Benefits of trade liberalizat. may not reach poor
Benefits of trade liberalization may not reach poor without further changes – UN
Only days ahead of a make-or-break meeting seeking agreement on liberalizing agricultural trade, the United Nations Food and Agriculture Organization (FAO) today warned that urgent complementary policies and investments are essential to ensure that the benefits of trade reform reach the poor.
The 6th UN World Trade Organization (WTO) Conference in Hong Kong will make a final push to reach agreement on eliminating agricultural export subsidies and other trade-distorting support in the developed world, thus opening up market access there for the agriculture of developing nations.
In its latest report released today, The State of Food and Agriculture 2005 (SOFA 2005), the FAO examines agricultural trade and poverty, seeking to answer the question: Can trade work for the poor?
According to SOFA 2005, the answer is yes, but trade liberalization alone is not enough. Policies and investments must be put in place to allow the poor to benefit from trade opportunities and to protect the vulnerable against trade-related shocks.

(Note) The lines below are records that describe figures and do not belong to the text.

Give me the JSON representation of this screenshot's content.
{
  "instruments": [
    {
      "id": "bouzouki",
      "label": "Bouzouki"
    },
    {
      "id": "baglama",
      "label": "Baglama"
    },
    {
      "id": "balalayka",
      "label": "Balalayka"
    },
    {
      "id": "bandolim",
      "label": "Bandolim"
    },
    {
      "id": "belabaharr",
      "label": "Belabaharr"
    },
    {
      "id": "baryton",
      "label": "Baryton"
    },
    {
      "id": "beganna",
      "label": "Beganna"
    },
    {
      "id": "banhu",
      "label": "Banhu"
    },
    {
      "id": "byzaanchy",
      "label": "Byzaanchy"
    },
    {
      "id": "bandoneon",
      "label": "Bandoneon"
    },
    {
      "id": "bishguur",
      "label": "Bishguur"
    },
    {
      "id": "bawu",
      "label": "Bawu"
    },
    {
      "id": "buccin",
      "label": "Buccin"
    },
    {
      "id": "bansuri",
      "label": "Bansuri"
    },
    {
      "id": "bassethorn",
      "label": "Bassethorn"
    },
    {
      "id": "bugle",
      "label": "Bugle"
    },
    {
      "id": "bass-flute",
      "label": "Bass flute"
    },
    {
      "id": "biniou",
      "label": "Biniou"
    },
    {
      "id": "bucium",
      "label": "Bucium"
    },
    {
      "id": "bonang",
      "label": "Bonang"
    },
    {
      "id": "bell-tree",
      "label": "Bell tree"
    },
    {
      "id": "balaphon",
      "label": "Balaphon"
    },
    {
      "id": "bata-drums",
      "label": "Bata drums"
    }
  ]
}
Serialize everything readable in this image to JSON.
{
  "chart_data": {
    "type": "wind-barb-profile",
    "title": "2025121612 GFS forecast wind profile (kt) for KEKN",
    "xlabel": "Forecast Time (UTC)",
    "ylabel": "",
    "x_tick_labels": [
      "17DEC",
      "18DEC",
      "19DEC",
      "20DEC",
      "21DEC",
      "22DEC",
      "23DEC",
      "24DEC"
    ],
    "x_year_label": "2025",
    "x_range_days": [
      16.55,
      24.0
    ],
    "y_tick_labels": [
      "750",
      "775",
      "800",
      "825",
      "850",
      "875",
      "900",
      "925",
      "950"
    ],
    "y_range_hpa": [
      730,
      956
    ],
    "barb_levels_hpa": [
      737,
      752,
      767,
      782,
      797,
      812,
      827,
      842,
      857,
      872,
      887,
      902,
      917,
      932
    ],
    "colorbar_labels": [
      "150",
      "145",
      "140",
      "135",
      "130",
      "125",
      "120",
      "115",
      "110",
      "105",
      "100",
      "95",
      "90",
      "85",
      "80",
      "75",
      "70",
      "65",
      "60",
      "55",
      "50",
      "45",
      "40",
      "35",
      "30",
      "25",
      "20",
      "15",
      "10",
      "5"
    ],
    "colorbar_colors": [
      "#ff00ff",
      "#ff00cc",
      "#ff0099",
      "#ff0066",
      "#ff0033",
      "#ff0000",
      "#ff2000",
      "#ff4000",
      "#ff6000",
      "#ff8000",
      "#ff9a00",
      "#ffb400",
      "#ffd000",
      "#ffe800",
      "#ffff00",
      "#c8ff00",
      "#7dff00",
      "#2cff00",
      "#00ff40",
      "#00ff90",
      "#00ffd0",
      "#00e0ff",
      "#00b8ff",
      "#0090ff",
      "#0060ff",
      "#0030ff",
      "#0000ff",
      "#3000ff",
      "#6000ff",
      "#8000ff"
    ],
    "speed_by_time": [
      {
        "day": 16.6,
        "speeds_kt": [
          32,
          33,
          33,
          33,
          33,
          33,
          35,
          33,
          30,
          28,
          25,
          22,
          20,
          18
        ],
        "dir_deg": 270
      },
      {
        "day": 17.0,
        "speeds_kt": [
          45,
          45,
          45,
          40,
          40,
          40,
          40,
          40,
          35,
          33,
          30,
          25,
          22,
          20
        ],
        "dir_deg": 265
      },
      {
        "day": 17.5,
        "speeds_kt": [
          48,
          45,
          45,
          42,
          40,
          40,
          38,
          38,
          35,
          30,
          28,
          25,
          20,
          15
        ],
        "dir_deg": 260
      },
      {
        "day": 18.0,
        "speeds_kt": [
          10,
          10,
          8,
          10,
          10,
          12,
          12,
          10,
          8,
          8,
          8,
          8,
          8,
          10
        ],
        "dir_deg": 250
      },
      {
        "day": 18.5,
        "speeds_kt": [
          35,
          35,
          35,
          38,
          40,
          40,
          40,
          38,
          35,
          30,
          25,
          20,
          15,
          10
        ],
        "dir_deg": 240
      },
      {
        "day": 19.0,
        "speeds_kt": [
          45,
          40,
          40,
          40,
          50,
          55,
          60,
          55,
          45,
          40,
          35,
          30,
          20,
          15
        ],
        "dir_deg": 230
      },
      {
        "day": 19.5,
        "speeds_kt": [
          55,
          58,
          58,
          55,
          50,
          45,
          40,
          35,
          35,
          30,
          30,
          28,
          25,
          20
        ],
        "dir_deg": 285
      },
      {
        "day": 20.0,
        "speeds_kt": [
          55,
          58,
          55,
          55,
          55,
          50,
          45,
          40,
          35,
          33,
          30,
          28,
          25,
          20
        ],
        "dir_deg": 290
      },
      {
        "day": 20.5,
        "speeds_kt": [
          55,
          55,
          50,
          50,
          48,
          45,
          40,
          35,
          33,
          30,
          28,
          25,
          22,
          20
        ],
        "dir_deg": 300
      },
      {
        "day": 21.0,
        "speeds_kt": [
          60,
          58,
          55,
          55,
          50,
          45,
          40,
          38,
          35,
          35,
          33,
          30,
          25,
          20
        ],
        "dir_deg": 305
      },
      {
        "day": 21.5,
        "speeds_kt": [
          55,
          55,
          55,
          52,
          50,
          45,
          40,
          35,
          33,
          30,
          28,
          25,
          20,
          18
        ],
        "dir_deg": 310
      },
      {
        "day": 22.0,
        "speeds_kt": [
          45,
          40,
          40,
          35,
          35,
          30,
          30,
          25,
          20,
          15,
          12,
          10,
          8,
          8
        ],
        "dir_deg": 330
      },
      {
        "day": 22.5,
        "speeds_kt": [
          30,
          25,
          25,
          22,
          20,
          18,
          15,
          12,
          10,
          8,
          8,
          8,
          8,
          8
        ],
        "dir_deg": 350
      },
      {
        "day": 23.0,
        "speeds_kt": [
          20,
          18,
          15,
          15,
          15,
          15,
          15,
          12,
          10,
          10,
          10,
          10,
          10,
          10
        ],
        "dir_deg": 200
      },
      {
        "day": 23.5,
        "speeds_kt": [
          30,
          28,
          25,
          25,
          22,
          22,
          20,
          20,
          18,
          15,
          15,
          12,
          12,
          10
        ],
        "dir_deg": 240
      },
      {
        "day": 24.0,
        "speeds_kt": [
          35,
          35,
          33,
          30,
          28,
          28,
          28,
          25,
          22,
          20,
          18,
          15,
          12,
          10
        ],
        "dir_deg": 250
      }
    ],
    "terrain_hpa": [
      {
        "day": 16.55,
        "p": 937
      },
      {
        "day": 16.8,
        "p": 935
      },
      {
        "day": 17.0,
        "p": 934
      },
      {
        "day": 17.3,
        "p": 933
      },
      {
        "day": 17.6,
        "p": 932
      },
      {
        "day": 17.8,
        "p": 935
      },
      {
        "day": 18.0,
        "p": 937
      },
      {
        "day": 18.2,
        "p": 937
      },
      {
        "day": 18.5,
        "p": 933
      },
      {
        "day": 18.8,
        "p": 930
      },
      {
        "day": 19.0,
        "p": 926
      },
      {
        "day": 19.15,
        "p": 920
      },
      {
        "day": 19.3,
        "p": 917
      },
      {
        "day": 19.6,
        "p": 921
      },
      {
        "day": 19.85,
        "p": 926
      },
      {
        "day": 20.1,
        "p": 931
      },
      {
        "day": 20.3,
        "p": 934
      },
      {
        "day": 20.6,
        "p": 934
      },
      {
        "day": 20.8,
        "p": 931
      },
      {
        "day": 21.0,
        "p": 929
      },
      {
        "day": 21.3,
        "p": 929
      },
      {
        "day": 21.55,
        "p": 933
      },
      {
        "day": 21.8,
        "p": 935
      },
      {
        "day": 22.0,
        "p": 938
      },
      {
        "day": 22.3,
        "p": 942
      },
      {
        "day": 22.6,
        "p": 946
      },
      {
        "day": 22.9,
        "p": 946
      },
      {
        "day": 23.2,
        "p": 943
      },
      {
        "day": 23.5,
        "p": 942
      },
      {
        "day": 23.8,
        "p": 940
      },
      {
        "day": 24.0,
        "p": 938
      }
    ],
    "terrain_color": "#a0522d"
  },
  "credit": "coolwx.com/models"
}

“Agricultural trade and further trade liberalization can unlock the potential of the agriculture sector to promote pro-poor growth, but these benefits are not guaranteed,” it stresses.
The report says industrial countries have the most to gain from agriculture trade liberalization, because their agriculture sectors are the most distorted by existing policies. “Consumers in currently protected markets and producers in countries with low levels of domestic support would tend to gain the most,” it notes.
Developing countries as a whole would also benefit from liberalization, but SOFA 2005 warns that some groups could be hurt in the short run. Those groups include net food importing countries and countries that have been given preferential access to the highly protected markets of wealthier member countries of the Organization for Economic Cooperation and Development (OECD).
For developing countries as a whole the greatest potential gains from agricultural liberalization will depend not on reform of the agriculture support system in OECD countries but on reforming their own trade policies, which would encourage greater trade between them. Between 70 and 85 per cent of the potential benefits for developing countries would derive from their own reform policies in agriculture.
Because most of the world’s poor and food insecure people live in rural areas and depend on agriculture for their livelihoods, SOFA 2005 argues that a growing agricultural sector is crucial for sustainable poverty reduction.
The report has a number of recommendations to ensure that liberalization supports pro-poor outcomes, calling for basic market institutions and infrastructure to be set up before opening national agricultural markets to international competition, especially from subsidized competitors.
It urges a twin-track approach that would on the one hand invest in educating people, building institutions and infrastructure and on the other provide safety nets to protect the most vulnerable people in society during the transition to freer trade.